From Wikipedia, the free encyclopedia
Jump to: navigation, search

Carl von Arenstorff (1625–1676) was an officer born in Mecklenburg, who served with the Swedish, Danish and Dutch armies. He was a brother of Friedrich von Arenstorff.

Military career[edit]

Carl von Arenstorff served with the Swedish king Charles X Gustav during the Second Northern War. Arenstorff distinguished himself as an excellent cavalry officer and was promoted Major General. He was dismissed from the Swedish army on his own request.

In 1673 he entered service with the Danish king Christian V and was a member of the king's council (Geheimeråd).

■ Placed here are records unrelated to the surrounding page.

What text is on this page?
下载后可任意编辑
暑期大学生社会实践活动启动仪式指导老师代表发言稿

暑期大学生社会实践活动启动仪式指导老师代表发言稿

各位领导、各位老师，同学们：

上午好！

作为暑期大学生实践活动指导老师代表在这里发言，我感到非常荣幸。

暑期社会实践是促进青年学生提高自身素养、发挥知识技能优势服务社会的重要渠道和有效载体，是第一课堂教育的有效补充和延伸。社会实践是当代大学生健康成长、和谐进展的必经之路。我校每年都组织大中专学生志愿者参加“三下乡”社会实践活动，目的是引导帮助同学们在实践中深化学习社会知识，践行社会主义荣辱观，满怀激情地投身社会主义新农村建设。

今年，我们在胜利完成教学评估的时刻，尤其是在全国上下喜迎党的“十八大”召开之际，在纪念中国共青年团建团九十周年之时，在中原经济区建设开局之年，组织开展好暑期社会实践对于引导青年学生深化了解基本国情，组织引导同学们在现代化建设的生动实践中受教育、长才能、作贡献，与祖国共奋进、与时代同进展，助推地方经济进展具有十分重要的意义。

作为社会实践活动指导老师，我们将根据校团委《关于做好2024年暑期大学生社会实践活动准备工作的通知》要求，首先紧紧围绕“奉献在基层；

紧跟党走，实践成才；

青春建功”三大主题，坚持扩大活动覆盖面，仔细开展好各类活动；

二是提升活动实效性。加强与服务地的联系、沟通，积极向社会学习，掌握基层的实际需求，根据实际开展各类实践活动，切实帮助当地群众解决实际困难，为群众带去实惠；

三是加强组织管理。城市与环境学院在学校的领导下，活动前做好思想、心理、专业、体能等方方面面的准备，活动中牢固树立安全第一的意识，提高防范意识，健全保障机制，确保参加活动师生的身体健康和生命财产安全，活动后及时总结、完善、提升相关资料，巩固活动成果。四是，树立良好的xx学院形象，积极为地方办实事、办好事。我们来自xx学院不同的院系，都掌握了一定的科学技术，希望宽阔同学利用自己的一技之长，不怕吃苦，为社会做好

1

When the Scanian War began he was temporarily in Dutch pay and was called back to Denmark. He became Commander-in-Chief of the Danish army in Scania when Duke Holstein-Pløn was dismissed on October 1, 1676, after having differences with the King. Although he had been a successful cavalry officer, he performed poorly as a commander when compared to his predecessor. Disagreements in the kings council led to poor planning of vital parts of the deciding battle on Swedish ground.

Carl von Arenstorff was badly wounded by a bullet to his right arm at the initial phase of the Battle of Lund. He was shipped to Copenhagen but died from gangrene on December 10, 1676. In the king's correspondence hence after, Carl von Arenstorff was praised posthumously for his service.